School of Public Health, Li Ka Shing Faculty of Medicine, The University of Hong Kong, Hong Kong.
Department of Medicine, Li Ka Shing Faculty of Medicine, The University of Hong Kong, Hong Kong.
mBio. 2020 Mar 3;11(2):e00027-20. doi: 10.1128/mBio.00027-20.

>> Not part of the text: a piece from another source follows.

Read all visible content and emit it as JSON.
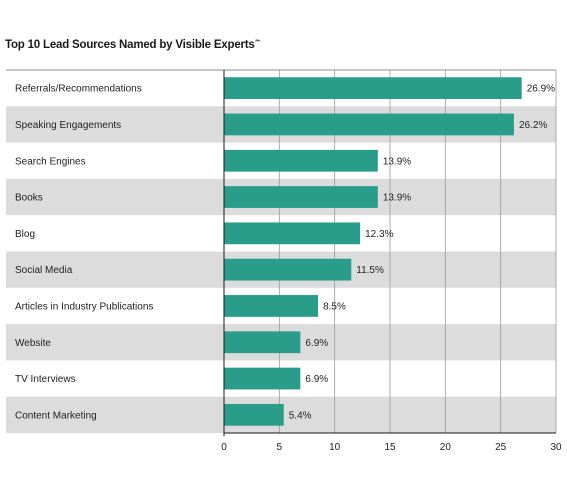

Anti-galactose-α-1,3-galactose (anti-α-Gal) antibody is naturally expressed at a high level in humans. It constitutes about 1% of immunoglobulins found in human blood. Here, we designed a live attenuated influenza virus vaccine that can generate α-Gal epitopes in infected cells in order to facilitate opsonization of infected cells, thereby enhancing vaccine-induced immune responses. In the presence of normal human sera, cells infected with this mutant can enhance phagocytosis of human macrophages and cytotoxicity of NK cells Using a knockout mouse strain that allows expression of anti-α-Gal antibody , we showed that this strategy can increase vaccine immunogenicity and the breadth of protection. This vaccine can induce 100% protection against a lethal heterosubtypic group 1 (H5) or group 2 (mouse-adapted H3) influenza virus challenge in the mouse model. In contrast, its heterosubtypic protective effect in wild-type or knockout mice that do not have anti-α-Gal antibody expression is only partial, demonstrating that the enhanced vaccine-induced protection requires anti-α-Gal antibody upon vaccination. Anti-α-Gal-expressing knockout mice immunized with this vaccine produce robust humoral and cell-mediated responses upon a lethal virus challenge. This vaccine can stimulate CD11b pulmonary dendritic cells, which are known to be crucial for clearance of influenza virus. Our approach provides a novel strategy for developing next-generation influenza virus vaccines. Influenza A viruses have multiple HA subtypes that are antigenically diverse. Classical influenza virus vaccines are subtype specific, and they cannot induce satisfactory heterosubtypic immunity against multiple influenza virus subtypes. Here, we developed a live attenuated H1N1 influenza virus vaccine that allows the expression of α-Gal epitopes by infected cells. Anti-α-Gal antibody is naturally produced by humans. In the presence of this antibody, human cells infected with this experimental vaccine virus can enhance several antibody-mediated immune responses Importantly, mice expressing anti-α-Gal antibody can be fully protected by this H1N1 vaccine against a lethal H5 or H3 virus challenge. Our work demonstrates a new strategy for using a single influenza virus strain to induce broadly cross-reactive immune responses against different influenza virus subtypes.
抗半乳糖-α-1,3-半乳糖(抗-α-Gal)抗体在人体内高水平自然表达。它约占人类血液中发现的免疫球蛋白的 1%。在这里,我们设计了一种减毒流感病毒疫苗,可在感染细胞中产生α-Gal 表位,以促进感染细胞的调理作用,从而增强疫苗诱导的免疫反应。在正常人类血清存在的情况下,感染这种突变体的细胞可以增强人巨噬细胞的吞噬作用和 NK 细胞的细胞毒性。使用允许表达抗-α-Gal 抗体的基因敲除小鼠品系,我们表明该策略可以提高疫苗的免疫原性和保护范围。该疫苗可在小鼠模型中诱导对致死性异源亚型 1(H5)或 2(鼠适应 H3)流感病毒挑战的 100%保护。相比之下,在没有抗-α-Gal 抗体表达的野生型或基因敲除小鼠中,其异源保护作用是部分的,表明增强的疫苗诱导的保护作用需要接种疫苗时的抗-α-Gal 抗体。用这种疫苗免疫表达抗-α-Gal 的基因敲除小鼠,在致命病毒挑战下可产生强大的体液和细胞介导反应。该疫苗可刺激已知对清除流感病毒至关重要的 CD11b 肺树突状细胞。我们的方法为开发下一代流感病毒疫苗提供了一种新策略。甲型流感病毒有多种具有不同抗原性的 HA 亚型。经典的流感病毒疫苗是亚型特异性的,它们不能诱导对多种流感病毒亚型的满意异源免疫力。在这里,我们开发了一种减毒的 H1N1 流感病毒疫苗,允许感染细胞表达α-Gal 表位。抗-α-Gal 抗体是人体自然产生的。在这种抗体存在的情况下,感染这种实验疫苗病毒的人细胞可以增强几种抗体介导的免疫反应。重要的是,表达抗-α-Gal 抗体的小鼠可以完全免受这种 H1N1 疫苗的致命 H5 或 H3 病毒挑战的影响。我们的工作展示了一种使用单一流感病毒株诱导针对不同流感病毒亚型的广泛交叉反应性免疫反应的新策略。